What Gutenberg and Snapchat Have in Common

Community Engagement, Social Journalism 2016

This past Monday, 16 wide-eyed and eager graduate students (myself included) sat in room 430 of the CUNY Graduate School of Journalism and unpacked the ideals and philosophy behind Social Journalism. With professors Jeff Jarvis and Carrie Brown leading the charge in our Community Engagement course, we discussed the seismic changes that are happening in the journalism industry, from citizen journalism through social media to the rise of listicles. We were left with the following question: “But how did we get here?”

To fully understand this drastic shift and how our role as social journalists falls into the crossroads of an evolving business model and a future that is still unknown, we have to take ourselves back in time — like, 1450’s back in time . As part of our class discussion, Jeff Jarvis dramatically explained the genius behind Johannes Gutenberg, German printer and publisher extraordinaire of the Printing Revolution (imagine Steve Jobs, but with a longer beard and a bowl cut). His introduction of mechanical movable type to Europe sparked a mass communication movement and ultimately launched the modern period of human history.

However, we know that the iPhone 6s wasn’t built in a day, and it took nearly 600 years to make the transition from placing little value on ownership of the written word to making ownership, content, copyright and control the biggest priority.

Fast forward to 2016 and it seems as though we’ve reverted back to pre-Gutenberg, with less control and ownership in a constant frenzy of digital upgrades.
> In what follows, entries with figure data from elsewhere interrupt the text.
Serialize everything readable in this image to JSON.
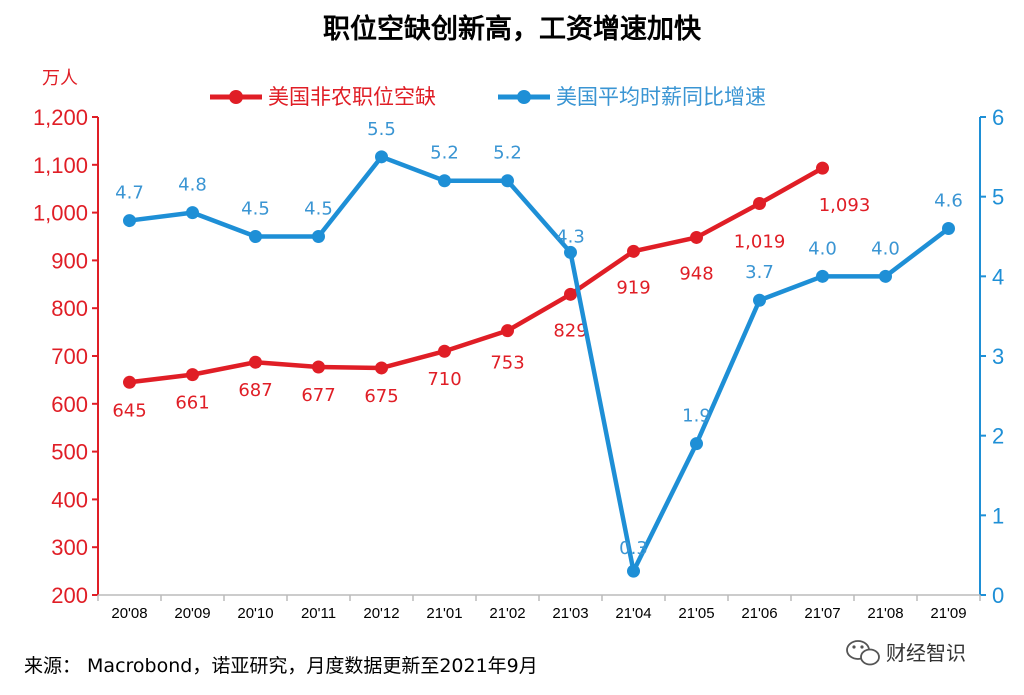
{
  "chart_data": {
    "type": "line",
    "title": "职位空缺创新高，工资增速加快",
    "x": [
      "20'08",
      "20'09",
      "20'10",
      "20'11",
      "20'12",
      "21'01",
      "21'02",
      "21'03",
      "21'04",
      "21'05",
      "21'06",
      "21'07",
      "21'08",
      "21'09"
    ],
    "y_left": {
      "unit": "万人",
      "range": [
        200,
        1200
      ],
      "ticks": [
        200,
        300,
        400,
        500,
        600,
        700,
        800,
        900,
        1000,
        1100,
        1200
      ],
      "tick_labels": [
        "200",
        "300",
        "400",
        "500",
        "600",
        "700",
        "800",
        "900",
        "1,000",
        "1,100",
        "1,200"
      ],
      "color": "#e01e26"
    },
    "y_right": {
      "range": [
        0,
        6
      ],
      "ticks": [
        0,
        1,
        2,
        3,
        4,
        5,
        6
      ],
      "tick_labels": [
        "0",
        "1",
        "2",
        "3",
        "4",
        "5",
        "6"
      ],
      "color": "#1e8fd6"
    },
    "grid": false,
    "legend_position": "top",
    "series": [
      {
        "name": "美国非农职位空缺",
        "axis": "left",
        "color": "#e01e26",
        "values": [
          645,
          661,
          687,
          677,
          675,
          710,
          753,
          829,
          919,
          948,
          1019,
          1093,
          null,
          null
        ],
        "labels": [
          "645",
          "661",
          "687",
          "677",
          "675",
          "710",
          "753",
          "829",
          "919",
          "948",
          "1,019",
          "1,093",
          null,
          null
        ]
      },
      {
        "name": "美国平均时薪同比增速",
        "axis": "right",
        "color": "#1e8fd6",
        "values": [
          4.7,
          4.8,
          4.5,
          4.5,
          5.5,
          5.2,
          5.2,
          4.3,
          0.3,
          1.9,
          3.7,
          4.0,
          4.0,
          4.6
        ],
        "labels": [
          "4.7",
          "4.8",
          "4.5",
          "4.5",
          "5.5",
          "5.2",
          "5.2",
          "4.3",
          "0.3",
          "1.9",
          "3.7",
          "4.0",
          "4.0",
          "4.6"
        ]
      }
    ]
  },
  "source": "来源： Macrobond，诺亚研究，月度数据更新至2021年9月",
  "watermark": "财经智识"
}
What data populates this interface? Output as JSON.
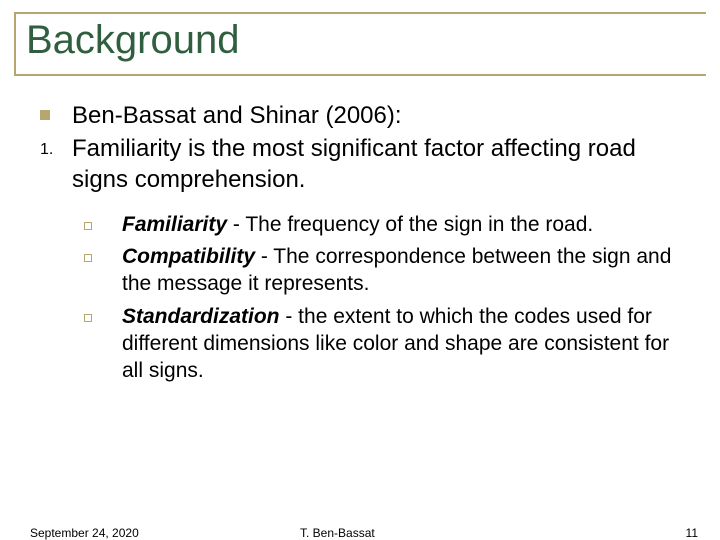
{
  "title": "Background",
  "main": {
    "lead": "Ben-Bassat and Shinar (2006):",
    "numbered": {
      "marker": "1.",
      "text": "Familiarity is the most significant factor affecting road signs comprehension."
    },
    "subs": [
      {
        "term": "Familiarity",
        "rest": " - The frequency of the sign in the road."
      },
      {
        "term": "Compatibility",
        "rest": " - The correspondence between the sign and the message it represents."
      },
      {
        "term": "Standardization",
        "rest": " - the extent to which the codes used for different dimensions like color and shape are consistent for all signs."
      }
    ]
  },
  "footer": {
    "date": "September 24, 2020",
    "author": "T. Ben-Bassat",
    "page": "11"
  },
  "colors": {
    "accent": "#b7a66d",
    "title": "#2f5f3f",
    "text": "#000000",
    "background": "#ffffff"
  }
}
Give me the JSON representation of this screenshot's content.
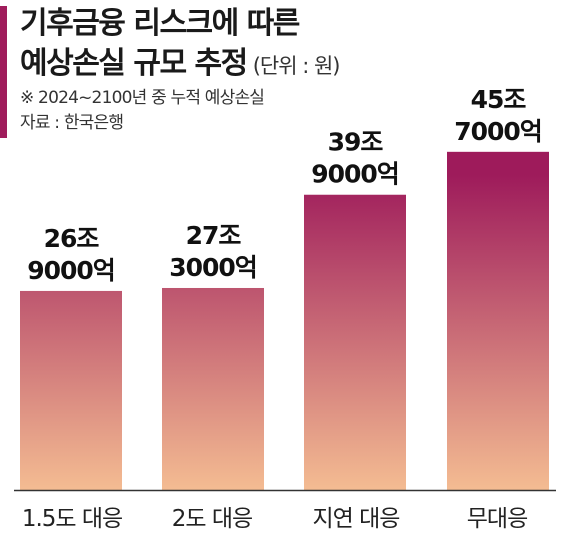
{
  "chart_data": {
    "type": "bar",
    "title_line1": "기후금융 리스크에 따른",
    "title_line2": "예상손실 규모 추정",
    "unit": "(단위 : 원)",
    "note": "※ 2024~2100년 중 누적 예상손실",
    "source": "자료 : 한국은행",
    "categories": [
      "1.5도 대응",
      "2도 대응",
      "지연 대응",
      "무대응"
    ],
    "values": [
      269000,
      273000,
      399000,
      457000
    ],
    "value_labels": [
      [
        "26조",
        "9000억"
      ],
      [
        "27조",
        "3000억"
      ],
      [
        "39조",
        "9000억"
      ],
      [
        "45조",
        "7000억"
      ]
    ],
    "value_unit": "억원",
    "ylim": [
      0,
      500000
    ],
    "colors": {
      "accent": "#a01d5c",
      "bar_top": "#9e1b5b",
      "bar_bottom": "#f4bc92",
      "axis": "#333333"
    }
  }
}
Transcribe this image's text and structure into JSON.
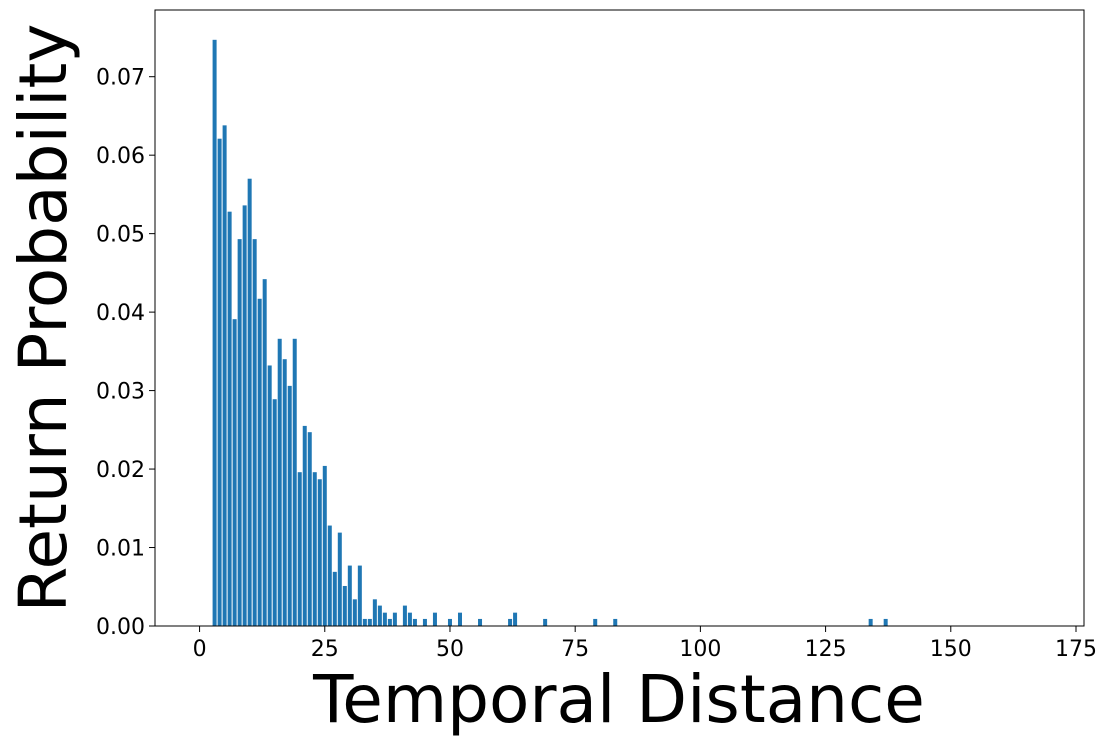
{
  "chart_data": {
    "type": "bar",
    "xlabel": "Temporal Distance",
    "ylabel": "Return Probability",
    "color": "#1f77b4",
    "x": [
      3,
      4,
      5,
      6,
      7,
      8,
      9,
      10,
      11,
      12,
      13,
      14,
      15,
      16,
      17,
      18,
      19,
      20,
      21,
      22,
      23,
      24,
      25,
      26,
      27,
      28,
      29,
      30,
      31,
      32,
      33,
      34,
      35,
      36,
      37,
      38,
      39,
      41,
      42,
      43,
      45,
      47,
      50,
      52,
      56,
      62,
      63,
      69,
      79,
      83,
      134,
      137
    ],
    "values": [
      0.0747,
      0.0621,
      0.0638,
      0.0528,
      0.0391,
      0.0493,
      0.0536,
      0.057,
      0.0493,
      0.0417,
      0.0442,
      0.0332,
      0.0289,
      0.0366,
      0.034,
      0.0306,
      0.0366,
      0.0196,
      0.0255,
      0.0247,
      0.0196,
      0.0187,
      0.0204,
      0.0128,
      0.0069,
      0.0119,
      0.0051,
      0.0077,
      0.0034,
      0.0077,
      0.0009,
      0.0009,
      0.0034,
      0.0026,
      0.0017,
      0.0009,
      0.0017,
      0.0026,
      0.0017,
      0.0009,
      0.0009,
      0.0017,
      0.0009,
      0.0017,
      0.0009,
      0.0009,
      0.0017,
      0.0009,
      0.0009,
      0.0009,
      0.0009,
      0.0009
    ],
    "xlim": [
      -8.9,
      176.6
    ],
    "ylim": [
      0,
      0.0785
    ],
    "xticks": [
      0,
      25,
      50,
      75,
      100,
      125,
      150,
      175
    ],
    "yticks": [
      {
        "value": 0,
        "label": "0.00"
      },
      0.01,
      0.02,
      0.03,
      0.04,
      0.05,
      0.06,
      0.07
    ]
  }
}
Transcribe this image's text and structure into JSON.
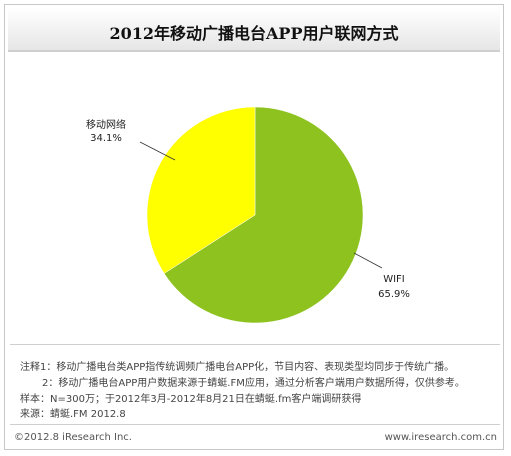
{
  "chart_data": {
    "type": "pie",
    "title": "2012年移动广播电台APP用户联网方式",
    "slices": [
      {
        "label": "WIFI",
        "value": 65.9,
        "display": "65.9%",
        "color": "#8dc21f"
      },
      {
        "label": "移动网络",
        "value": 34.1,
        "display": "34.1%",
        "color": "#ffff00"
      }
    ]
  },
  "notes": [
    "注释1：移动广播电台类APP指传统调频广播电台APP化，节目内容、表现类型均同步于传统广播。",
    "2：移动广播电台APP用户数据来源于蜻蜓.FM应用，通过分析客户端用户数据所得，仅供参考。",
    "样本：N=300万；于2012年3月-2012年8月21日在蜻蜓.fm客户端调研获得",
    "来源：蜻蜓.FM  2012.8"
  ],
  "footer": {
    "left": "©2012.8 iResearch Inc.",
    "right": "www.iresearch.com.cn"
  }
}
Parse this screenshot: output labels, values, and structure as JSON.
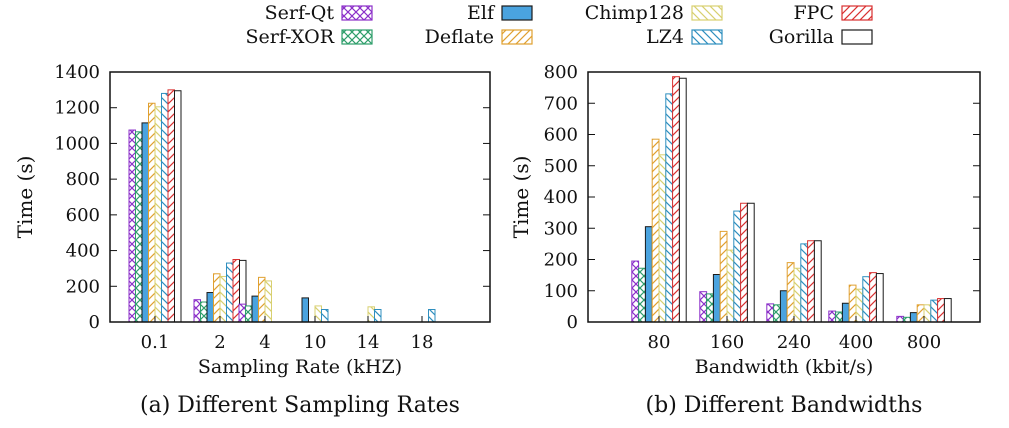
{
  "series_styles": [
    {
      "name": "Serf-Qt",
      "color": "#8b2fc9",
      "pattern": "cross",
      "fill": "#ffffff"
    },
    {
      "name": "Serf-XOR",
      "color": "#2e9e6b",
      "pattern": "grid",
      "fill": "#ffffff"
    },
    {
      "name": "Elf",
      "color": "#1a1a1a",
      "pattern": "solid",
      "fill": "#4aa3df"
    },
    {
      "name": "Deflate",
      "color": "#e0a030",
      "pattern": "fwd",
      "fill": "#ffffff"
    },
    {
      "name": "Chimp128",
      "color": "#d8d070",
      "pattern": "back",
      "fill": "#ffffff"
    },
    {
      "name": "LZ4",
      "color": "#2f8fbf",
      "pattern": "back",
      "fill": "#ffffff"
    },
    {
      "name": "FPC",
      "color": "#d93030",
      "pattern": "fwd",
      "fill": "#ffffff"
    },
    {
      "name": "Gorilla",
      "color": "#1a1a1a",
      "pattern": "none",
      "fill": "#ffffff"
    }
  ],
  "legend": {
    "items": [
      {
        "label": "Serf-Qt",
        "series": 0
      },
      {
        "label": "Serf-XOR",
        "series": 1
      },
      {
        "label": "Elf",
        "series": 2
      },
      {
        "label": "Deflate",
        "series": 3
      },
      {
        "label": "Chimp128",
        "series": 4
      },
      {
        "label": "LZ4",
        "series": 5
      },
      {
        "label": "FPC",
        "series": 6
      },
      {
        "label": "Gorilla",
        "series": 7
      }
    ]
  },
  "chart_data": [
    {
      "type": "bar",
      "title": "(a) Different Sampling Rates",
      "xlabel": "Sampling Rate (kHZ)",
      "ylabel": "Time (s)",
      "ylim": [
        0,
        1400
      ],
      "yticks": [
        0,
        200,
        400,
        600,
        800,
        1000,
        1200,
        1400
      ],
      "categories": [
        "0.1",
        "2",
        "4",
        "10",
        "14",
        "18"
      ],
      "series": [
        {
          "name": "Serf-Qt",
          "values": [
            1075,
            125,
            100,
            0,
            0,
            0
          ]
        },
        {
          "name": "Serf-XOR",
          "values": [
            1065,
            112,
            90,
            0,
            0,
            0
          ]
        },
        {
          "name": "Elf",
          "values": [
            1115,
            165,
            145,
            135,
            0,
            0
          ]
        },
        {
          "name": "Deflate",
          "values": [
            1225,
            270,
            250,
            0,
            0,
            0
          ]
        },
        {
          "name": "Chimp128",
          "values": [
            1205,
            255,
            230,
            90,
            85,
            0
          ]
        },
        {
          "name": "LZ4",
          "values": [
            1280,
            330,
            0,
            70,
            70,
            70
          ]
        },
        {
          "name": "FPC",
          "values": [
            1300,
            350,
            0,
            0,
            0,
            0
          ]
        },
        {
          "name": "Gorilla",
          "values": [
            1295,
            345,
            0,
            0,
            0,
            0
          ]
        }
      ]
    },
    {
      "type": "bar",
      "title": "(b) Different Bandwidths",
      "xlabel": "Bandwidth (kbit/s)",
      "ylabel": "Time (s)",
      "ylim": [
        0,
        800
      ],
      "yticks": [
        0,
        100,
        200,
        300,
        400,
        500,
        600,
        700,
        800
      ],
      "categories": [
        "80",
        "160",
        "240",
        "400",
        "800"
      ],
      "series": [
        {
          "name": "Serf-Qt",
          "values": [
            195,
            97,
            58,
            35,
            18
          ]
        },
        {
          "name": "Serf-XOR",
          "values": [
            172,
            90,
            55,
            32,
            15
          ]
        },
        {
          "name": "Elf",
          "values": [
            305,
            152,
            100,
            60,
            30
          ]
        },
        {
          "name": "Deflate",
          "values": [
            585,
            290,
            190,
            118,
            55
          ]
        },
        {
          "name": "Chimp128",
          "values": [
            535,
            230,
            172,
            105,
            55
          ]
        },
        {
          "name": "LZ4",
          "values": [
            730,
            355,
            250,
            145,
            70
          ]
        },
        {
          "name": "FPC",
          "values": [
            785,
            380,
            260,
            158,
            75
          ]
        },
        {
          "name": "Gorilla",
          "values": [
            780,
            380,
            260,
            155,
            75
          ]
        }
      ]
    }
  ]
}
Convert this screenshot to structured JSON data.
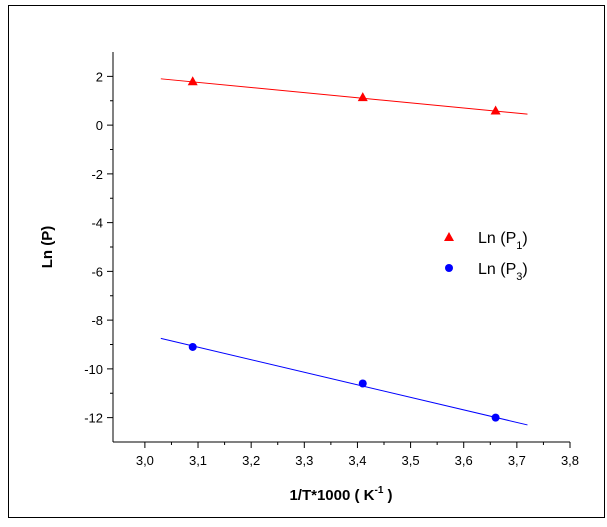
{
  "chart_data": {
    "type": "scatter",
    "x_label": [
      "1/T*1000 ( K",
      "-1",
      " )"
    ],
    "y_label": "Ln (P)",
    "xlim": [
      2.94,
      3.8
    ],
    "xticks": [
      {
        "value": 3.0,
        "label": "3,0"
      },
      {
        "value": 3.1,
        "label": "3,1"
      },
      {
        "value": 3.2,
        "label": "3,2"
      },
      {
        "value": 3.3,
        "label": "3,3"
      },
      {
        "value": 3.4,
        "label": "3,4"
      },
      {
        "value": 3.5,
        "label": "3,5"
      },
      {
        "value": 3.6,
        "label": "3,6"
      },
      {
        "value": 3.7,
        "label": "3,7"
      },
      {
        "value": 3.8,
        "label": "3,8"
      }
    ],
    "ylim": [
      -13,
      3
    ],
    "yticks": [
      -12,
      -10,
      -8,
      -6,
      -4,
      -2,
      0,
      2
    ],
    "series": [
      {
        "name": [
          "Ln (P",
          "1",
          ")"
        ],
        "color": "#ff0000",
        "marker": "triangle",
        "x": [
          3.09,
          3.41,
          3.66
        ],
        "values": [
          1.8,
          1.15,
          0.6
        ],
        "fit_x": [
          3.03,
          3.72
        ],
        "fit_values": [
          1.9,
          0.45
        ]
      },
      {
        "name": [
          "Ln (P",
          "3",
          ")"
        ],
        "color": "#0000ff",
        "marker": "circle",
        "x": [
          3.09,
          3.41,
          3.66
        ],
        "values": [
          -9.1,
          -10.6,
          -12.0
        ],
        "fit_x": [
          3.03,
          3.72
        ],
        "fit_values": [
          -8.75,
          -12.3
        ]
      }
    ]
  }
}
Thomas Pettitt and Lars Ole Sauerberg, two scholars from the University of Denmark, note this trend as the Gutenberg Parenthesis — the idea that the digital age is actually the future’s way of returning back to practices and ideas that were prominent before Gutenberg’s invention entered the scene and changed the world.

With those ideas in mind, there seems to be a disconnect between what traditional journalism institutions say journalism is and should continue to be and what the public (aka, our communities) want and need from our industry. There is a light at the end of the tunnel, however. Could Social Journalism be the Gutenberg equivalent in the Digital Revolution? If the future of journalism rests in the hands of the community it serves, then that very well could be true.

As we enter a program that is carving the path for the future of journalism, it is our responsibility to share our knowledge as we learn and grow with our communities for the next 10 months. Just as Gutenberg ushered in the sharing of knowledge more than half a century ago, he has also inadvertently challenged each of us to create solutions for sharing information in the New Media Age.

Discussion Questions:

  • What challenges or obstacles are you expecting as you begin to work with your communities?
  • How do you plan to overcome those challenges in the weeks ahead?
  • If Gutenberg had Snapchat, what would be his username?